L’accès au planning familial, à Ségou dans le centre du Mali, reste confronté aux rumeurs et au manque d’information.

A Ségou, Kolotomo est une localité située à 25 kilomètres au nord de la ville. L’animation est à son comble ce jeudi, jour de marché, et les forains s’activent entre achats et ventes. Après plusieurs mois d’absence à la suite de complications post-partum, Habibatou jeune commerçante mariée depuis cinq ans, occupe de nouveau sa place à l’entrée du marché. Elle vend des légumes et des fruits.

Mère de quatre enfants, Habibatou et son mari ont opté pour une méthode contraceptive moderne de longue durée, malgré l’opposition de ses beaux-parents. Elle raconte que ses quatre grossesses étaient espacées d’à peine trois mois après chaque accouchement. « J’ai accouché quatre fois en cinq ans, et mes premières années de mariage ont été un calvaire entre tâches domestiques et soins aux enfants », confie-t-elle.

Ses beaux-parents, fervents musulmans, désapprouvent le planning familial, le considérant comme un frein à la reproduction et un facteur favorisant l’infidélité des femmes. Confronté aux dépenses médicales élevées et à l’épuisement de son épouse, Aly a décidé d’amener sa femme dans un centre de santé où ils ont tous les deux bénéficié de counseling. Depuis qu’elle a opté pour une méthode de planning, elle n’a plus connu de grossesse imprévue, ce qui lui permet de mieux gérer son commerce et d’allaiter son dernier enfant jusqu’à six mois.

Un changement

Avant cette prise de conscience, Aly Diarra pensait que la contraception pouvait rendre sa femme stérile et qu’elle allait à l’encontre des préceptes religieux. Aujourd’hui, il admet que ce sont des rumeurs et n’avoir pas cherché à avoir à l’époque la bonne information : « La sage-femme qui nous a conseillés vient d’une famille religieuse respectée. Elle m’a rassuré que la religion ne l’interdit pas et qu’aucune maladie ne découlerait d’une contraception bien encadrée. » Depuis, il observe un changement : « Grâce au planning familial, je peux économiser. Avant, tout mon argent passait dans les médicaments pour ma femme et mes enfants qui étaient souvent malades. »

Au Mali, la faible utilisation des services de santé reproductive entraîne de nombreux décès maternels et infantiles.
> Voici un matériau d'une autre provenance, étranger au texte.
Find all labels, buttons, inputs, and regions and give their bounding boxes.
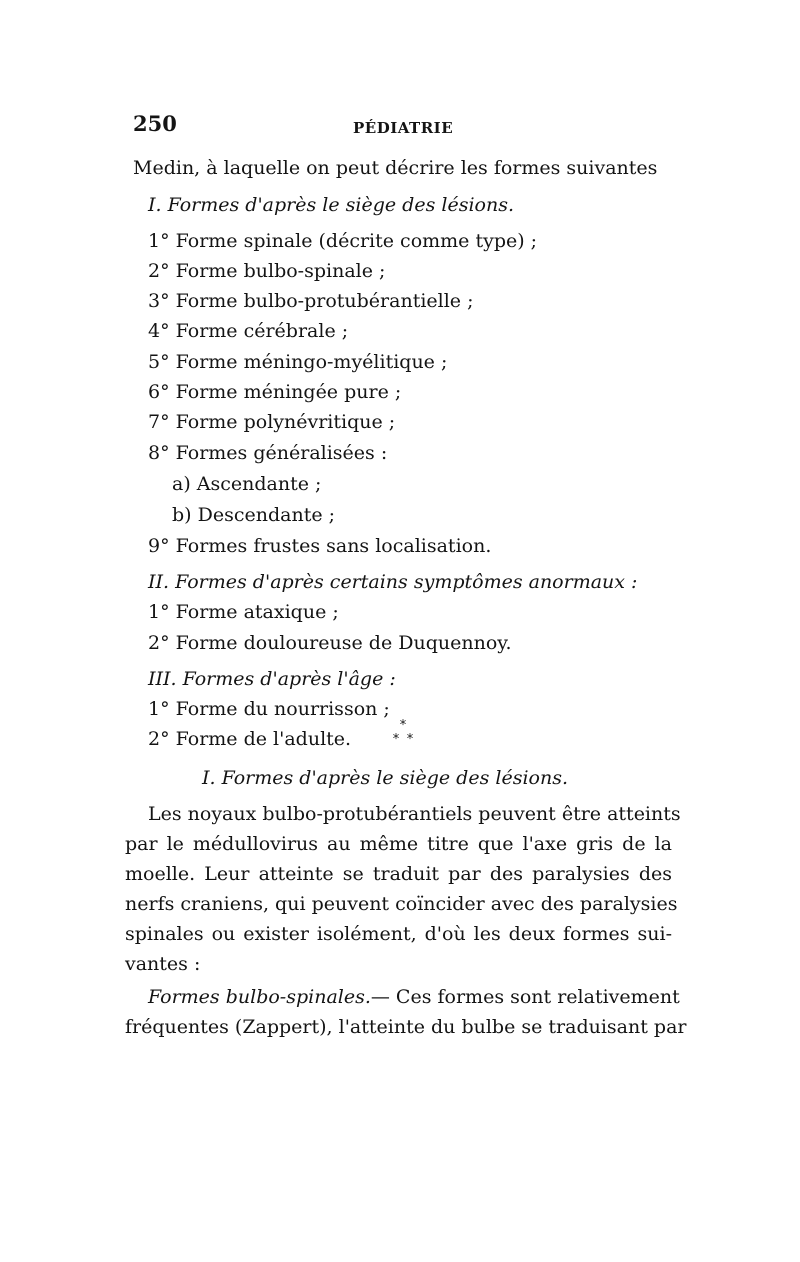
list-item: 7° Forme polynévritique ;	[148, 411, 396, 433]
list-heading-symptomes: II. Formes d'après certains symptômes anormaux :	[148, 571, 638, 593]
running-head: PÉDIATRIE	[353, 119, 454, 137]
asterism-ornament	[388, 718, 418, 748]
list-item: 8° Formes généralisées :	[148, 442, 388, 464]
intro-line: Medin, à laquelle on peut décrire les formes suivantes	[133, 157, 658, 179]
paragraph-line: fréquentes (Zappert), l'atteinte du bulbe se traduisant par	[125, 1016, 687, 1038]
list-item: 6° Forme méningée pure ;	[148, 381, 402, 403]
paragraph2-first-line	[148, 985, 680, 1009]
section-title: I. Formes d'après le siège des lésions.	[202, 767, 568, 789]
paragraph-line: par le médullovirus au même titre que l'axe gris de la	[125, 833, 672, 855]
list-item: 4° Forme cérébrale ;	[148, 320, 349, 342]
list-heading-siege: I. Formes d'après le siège des lésions.	[148, 194, 514, 216]
list-subitem: a) Ascendante ;	[172, 473, 322, 495]
paragraph-line: Les noyaux bulbo-protubérantiels peuvent être atteints	[148, 803, 681, 825]
paragraph-line: vantes :	[125, 953, 201, 975]
svg-text:*: *	[406, 732, 414, 747]
list-heading-age: III. Formes d'après l'âge :	[148, 668, 396, 690]
list-item: 5° Forme méningo-myélitique ;	[148, 351, 448, 373]
page-number: 250	[133, 111, 177, 136]
list-item: 2° Forme de l'adulte.	[148, 728, 352, 750]
list-item: 1° Forme du nourrisson ;	[148, 698, 390, 720]
paragraph-line: spinales ou exister isolément, d'où les deux formes sui-	[125, 923, 672, 945]
paragraph2-line1-rest: — Ces formes sont relativement	[370, 986, 680, 1008]
paragraph2-lead: Formes bulbo-spinales.	[148, 986, 371, 1008]
list-item: 3° Forme bulbo-protubérantielle ;	[148, 290, 474, 312]
list-item: 9° Formes frustes sans localisation.	[148, 535, 492, 557]
svg-text:*: *	[399, 718, 407, 733]
list-item: 2° Forme bulbo-spinale ;	[148, 260, 386, 282]
list-subitem: b) Descendante ;	[172, 504, 336, 526]
list-item: 2° Forme douloureuse de Duquennoy.	[148, 632, 512, 654]
svg-text:*: *	[392, 732, 400, 747]
list-item: 1° Forme spinale (décrite comme type) ;	[148, 230, 538, 252]
paragraph-line: moelle. Leur atteinte se traduit par des paralysies des	[125, 863, 672, 885]
list-item: 1° Forme ataxique ;	[148, 601, 339, 623]
paragraph-line: nerfs craniens, qui peuvent coïncider avec des paralysies	[125, 893, 678, 915]
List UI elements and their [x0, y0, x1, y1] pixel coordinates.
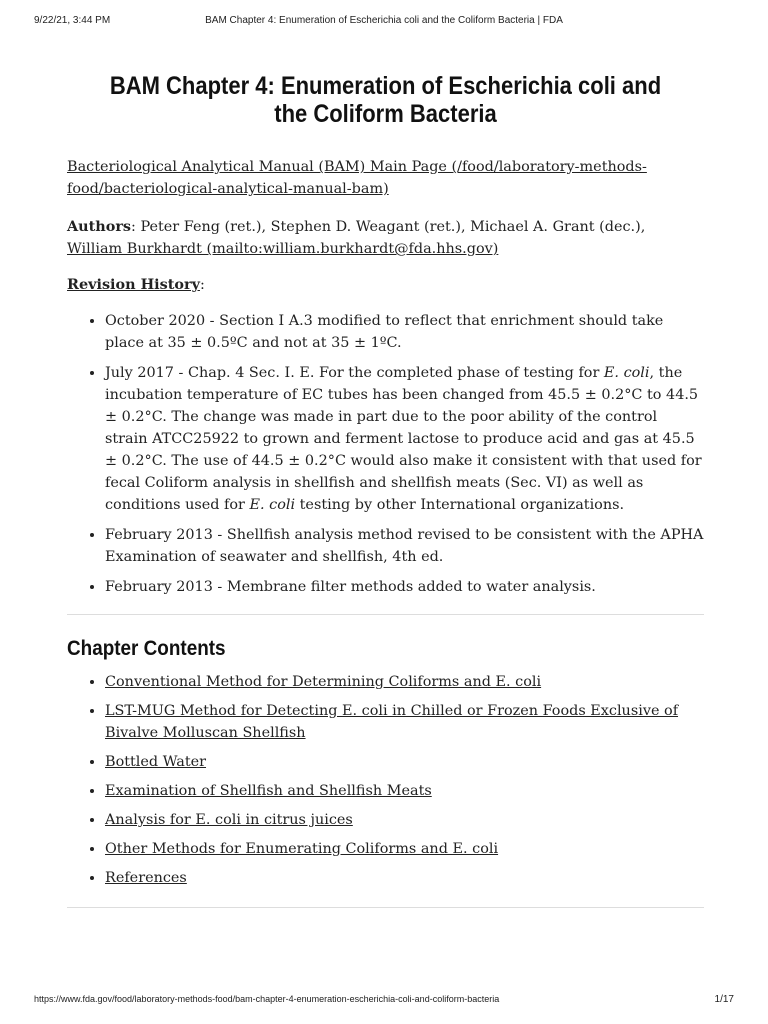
author-email-link[interactable]: William Burkhardt (mailto:william.burkhardt@fda.hhs.gov): [67, 241, 499, 257]
main-page-paragraph: [67, 156, 704, 200]
print-page-title: BAM Chapter 4: Enumeration of Escherichia coli and the Coliform Bacteria | FDA: [205, 15, 563, 26]
toc-link-citrus-juices[interactable]: Analysis for E. coli in citrus juices: [105, 812, 353, 828]
revision-text: , the incubation temperature of EC tubes has been changed from 45.5 ± 0.2°C to 44.5 ± 0.2°C. The change was made in part due to the poor ability of the control strain ATCC25922 to grown and ferment lactose to produce acid and gas at 45.5 ± 0.2°C. The use of 44.5 ± 0.2°C would also make it consistent with that used for fecal Coliform analysis in shellfish and shellfish meats (Sec. VI) as well as conditions used for: [105, 365, 702, 513]
revision-text: testing by other International organizations.: [295, 497, 625, 513]
article-content: [67, 72, 704, 908]
revision-item: [105, 362, 704, 516]
print-footer: [34, 994, 734, 1008]
print-header: [34, 15, 734, 29]
revision-emphasis: E. coli: [603, 365, 650, 381]
page-title: BAM Chapter 4: Enumeration of Escherichia coli and the Coliform Bacteria: [109, 72, 662, 128]
bam-main-page-link[interactable]: Bacteriological Analytical Manual (BAM) Main Page (/food/laboratory-methods-food/bacteriological-analytical-manual-bam): [67, 159, 647, 197]
toc-item: [105, 700, 704, 744]
print-url: https://www.fda.gov/food/laboratory-methods-food/bam-chapter-4-enumeration-escherichia-coli-and-coliform-bacteria: [34, 994, 500, 1004]
revision-history-colon: :: [199, 277, 205, 293]
revision-item: • February 2013 - Membrane filter methods added to water analysis.: [105, 576, 704, 598]
toc-link-conventional-method[interactable]: Conventional Method for Determining Coliforms and E. coli: [105, 674, 542, 690]
toc-link-references[interactable]: References: [105, 870, 187, 886]
toc-item: [105, 780, 704, 802]
toc-item: [105, 671, 704, 693]
toc-item: [105, 809, 704, 831]
toc-item: [105, 867, 704, 889]
authors-paragraph: [67, 216, 704, 260]
toc-item: [105, 751, 704, 773]
toc-link-lst-mug-method[interactable]: LST-MUG Method for Detecting E. coli in Chilled or Frozen Foods Exclusive of Bivalve Molluscan Shellfish: [105, 703, 679, 741]
section-divider: [67, 614, 704, 615]
toc-item: [105, 838, 704, 860]
toc-link-other-methods[interactable]: Other Methods for Enumerating Coliforms and E. coli: [105, 841, 499, 857]
revision-list: [67, 310, 704, 598]
print-datetime: 9/22/21, 3:44 PM: [34, 15, 111, 26]
chapter-contents-heading: Chapter Contents: [67, 637, 226, 660]
revision-item: • October 2020 - Section I A.3 modified to reflect that enrichment should take place at 35 ± 0.5ºC and not at 35 ± 1ºC.: [105, 310, 704, 354]
section-divider: [67, 907, 704, 908]
authors-label: Authors: [67, 218, 132, 235]
chapter-contents-list: [67, 671, 704, 889]
print-page-number: 1/17: [714, 994, 734, 1005]
revision-item: • February 2013 - Shellfish analysis method revised to be consistent with the APHA Examination of seawater and shellfish, 4th ed.: [105, 524, 704, 568]
authors-text: : Peter Feng (ret.), Stephen D. Weagant (ret.), Michael A. Grant (dec.),: [131, 219, 646, 235]
revision-text: July 2017 - Chap. 4 Sec. I. E. For the completed phase of testing for: [105, 365, 604, 381]
toc-link-shellfish[interactable]: Examination of Shellfish and Shellfish Meats: [105, 783, 432, 799]
toc-link-bottled-water[interactable]: Bottled Water: [105, 754, 207, 770]
revision-history-heading: Revision History: [67, 276, 200, 293]
revision-history-paragraph: [67, 274, 704, 296]
revision-emphasis: E. coli: [249, 497, 296, 513]
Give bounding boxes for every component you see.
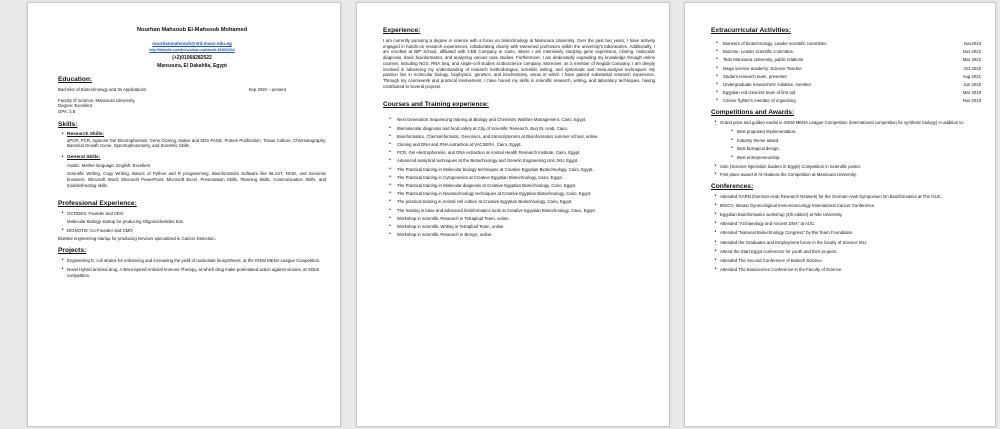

Selon l’Enquête démographique et de santé (EDSM-VI), le nombre moyen d’enfants par femme est de 6,3. Les besoins non satisfaits en planification familiale atteignent 23,9 %, en raison du manque de communication conjugale, des mariages précoces, de l’insuffisance d’éducation sexuelle et des pesanteurs socioculturelles et religieuses.

Disponibilité des soins et des services 

La santé sexuelle et reproductive est un droit fondamental permettant aux couples de décider librement d’avoir ou non des enfants, rappelle Aissata Guindo, responsable de la planification familiale à l’Association de soutien au développement des activités de population (ASDAP). Elle souligne que ces méthodes améliorent le bien-être des femmes et des enfants, réduisent les dépenses médicales et favorisent l’autonomie économique des femmes.

Guindo rappelle, par ailleurs, que la loi malienne 02-044 du 24 juin 2002 garantit à chaque individu le droit de choisir librement une méthode contraceptive sans contrainte ni autorisation préalable. Cependant, de nombreuses femmes peinent à y accéder à cause des rumeurs et du manque d’information. Elle insiste sur l’importance de la sensibilisation, notamment auprès des jeunes couples et de leurs familles.

De son côté, Madame Sogoba savoure sa nouvelle sérénité : « Désormais, je peux éviter les grossesses rapprochées et leurs conséquences. » Elle encourage les couples à adopter la planification familiale pour un meilleur équilibre de vie.